We sometimes reuse existent models to build loss module like perceptual loss and GAN’s adversarial loss. I would like to know that if the existent models are accelerated with nn.DataParallel, it is inefficient to use nn.DataParallel one more time for the loss Module which use the existent models.

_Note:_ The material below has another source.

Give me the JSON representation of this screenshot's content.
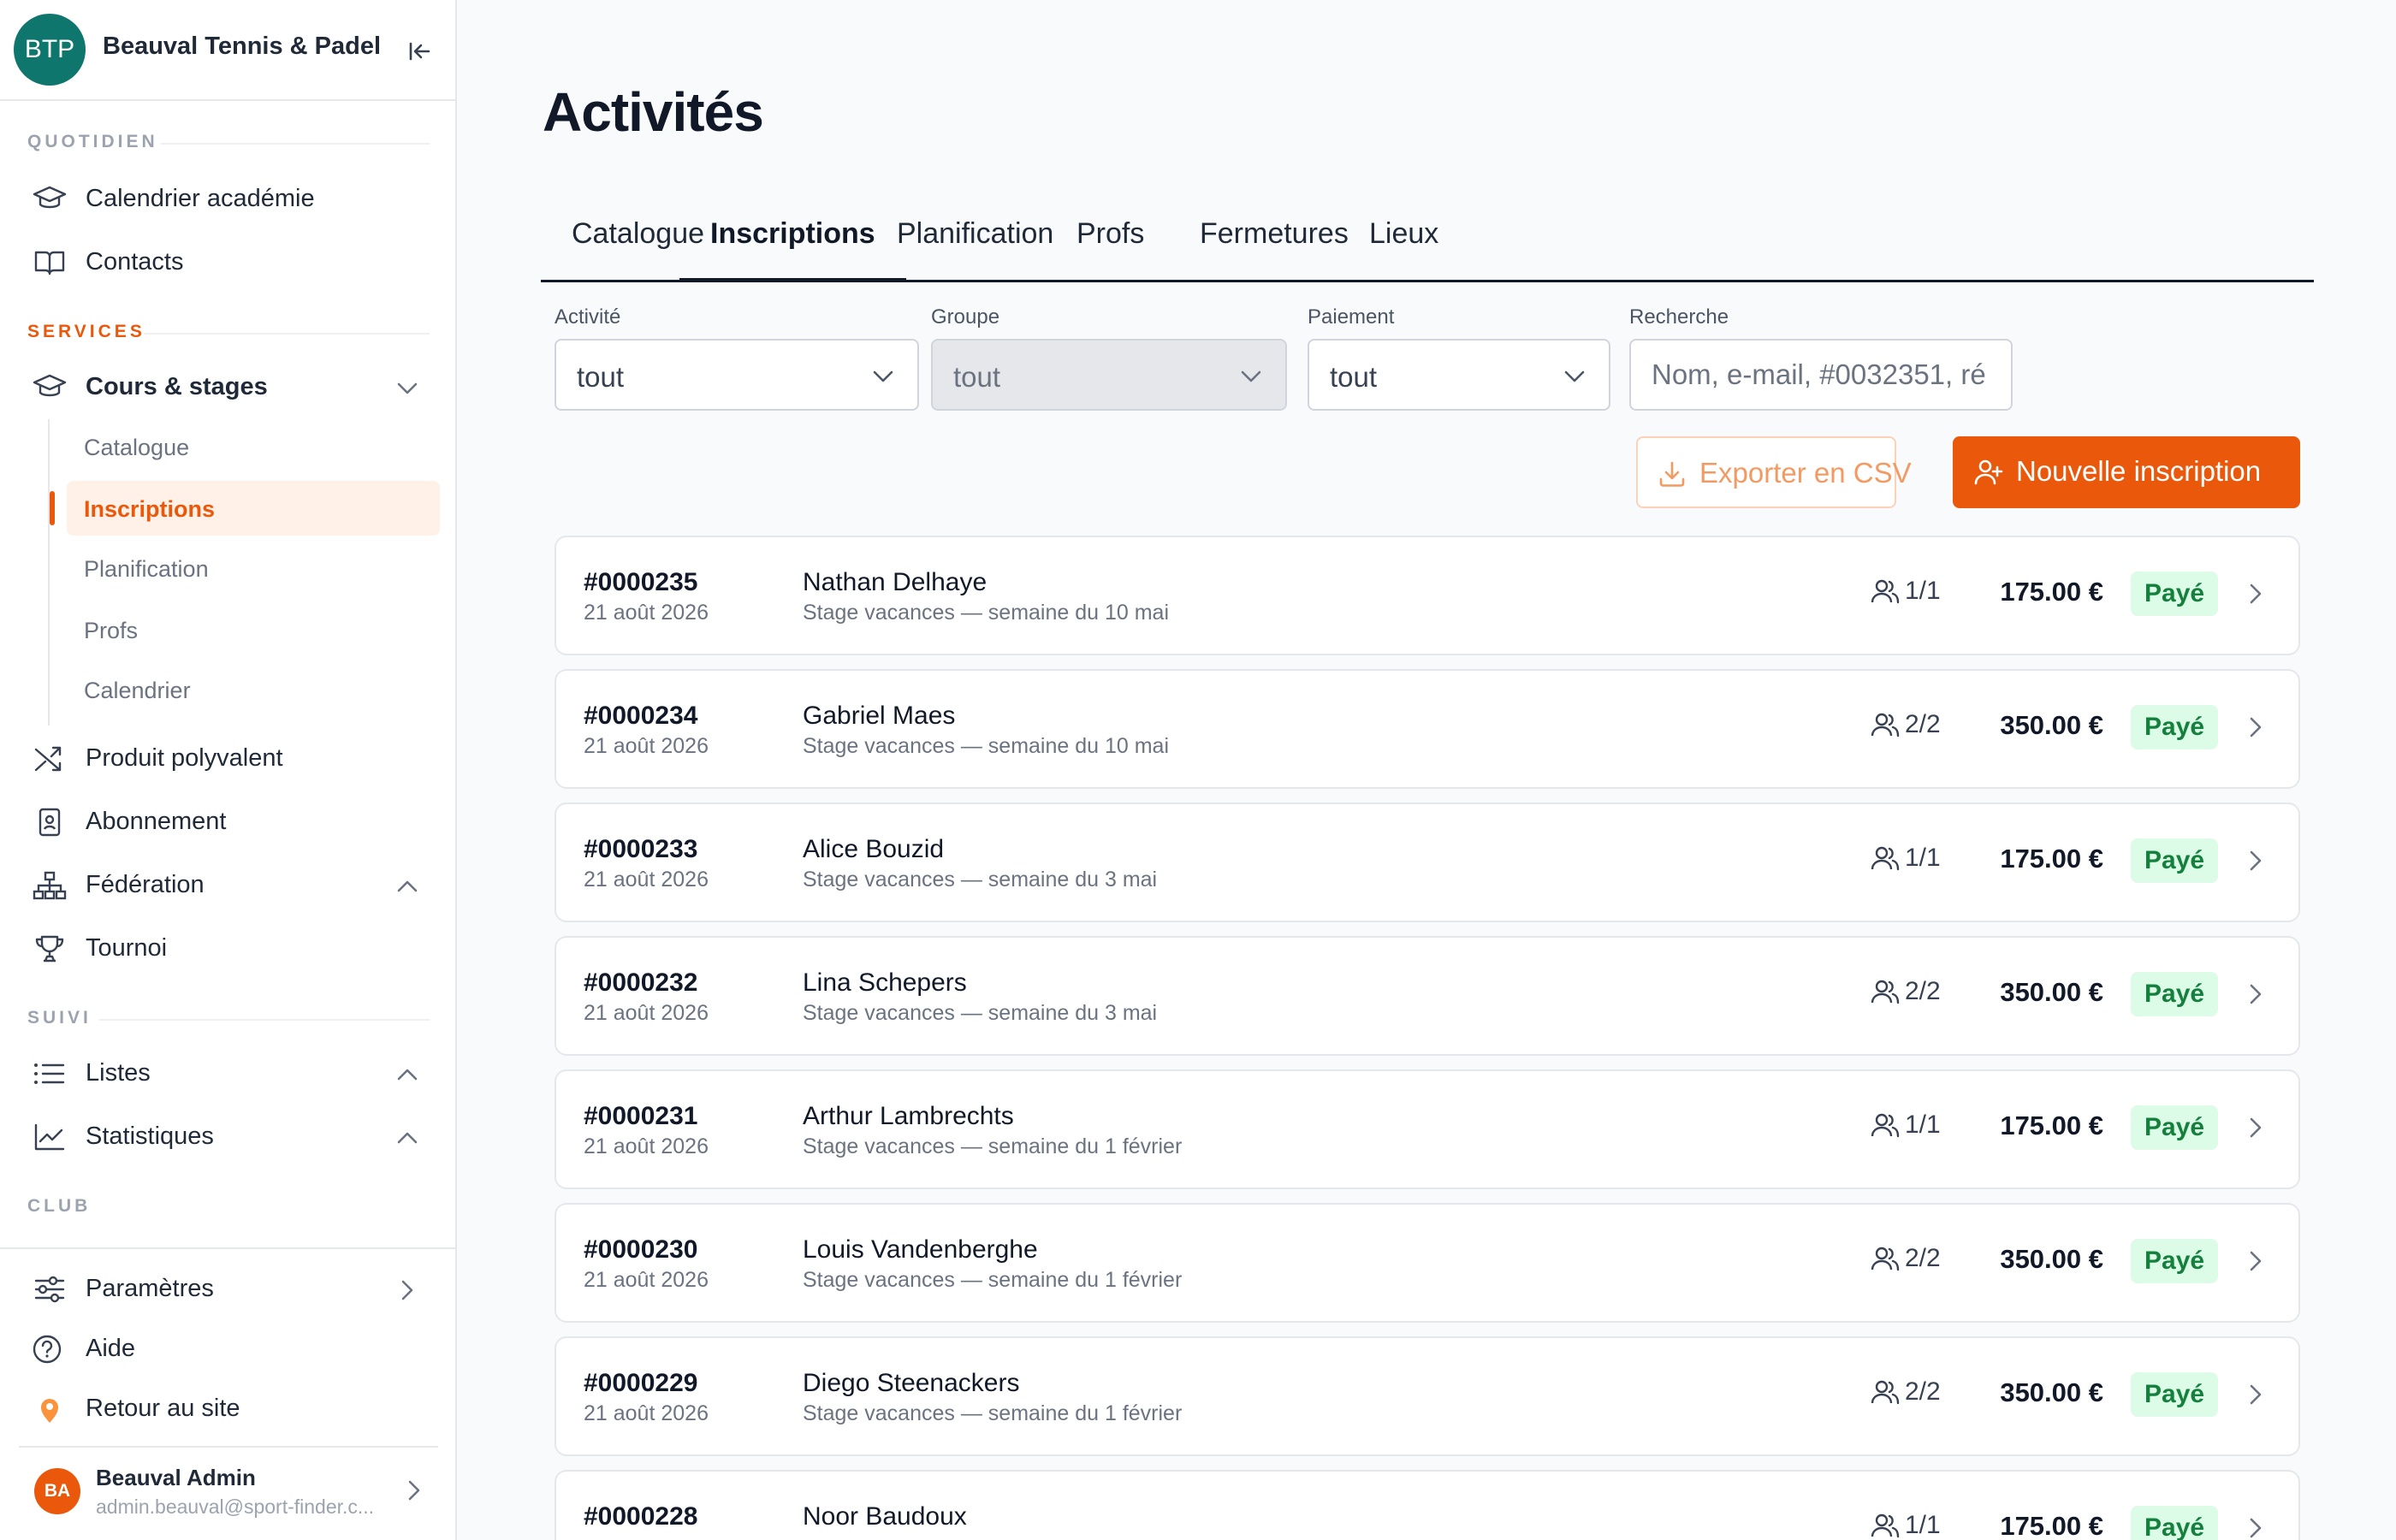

For example, model1 and model2 compose cycle loss module as follows. In that case, is the code, “cycle_loss = nn.DataParallel(CycleLoss(model1, model2)).cuda()”, inefficient?

import torch
import torch.nn as nn
import torch.nn.functional as F

class Model(nn.Module):
	def __init__(self):
		super().__init__()
		self.conv = nn.Conv2d(1,1,3,1,1)

	def forward(input):
		return F.relu(self.conv(input))

class CycleLoss(nn.Module):
	def __init__(self, model1, model2):
		super().__init__()
		self.model1 = model1
		self.model2 = model2
		self.l1 = nn.L1Loss()

	def forward(input1, input2):
		loss = self.l1(self.model2(self.model1(input1)), input1)
		loss += self.l1(self.model1(self.model2(input2)), input2)
		return loss[None] # expand dim=0 to concatnate

# make model
model1 = nn.DataParallel(Model()).cuda()
model2 = nn.DataParallel(Model()).cuda()

# loss module
cycle_loss = nn.DataParallel(CycleLoss(model1, model2)).cuda()

# opt
opt = torch.optim.Adam(list(model1.parameters()) + list(model2.parameters()))

# train
for input1, input2 in data_loader:
	opt.zero_grad()
	loss = cycle_loss(input1, input2)
	loss = loss.mean()
	loss.backward()
	opt.step()

I am afraid that nesting nn.DataParallel makes the code perform scatter and gather at each sub-module needlessly.

Thank you.

Yes, this is not great. The outer nn.DataParallel module will replicate N times. The inner modules will also be replicated N times. I think you’ll end up with N^2 replicas instead of just N. You can add some logging to the forward functions to confirm what really ends up happening.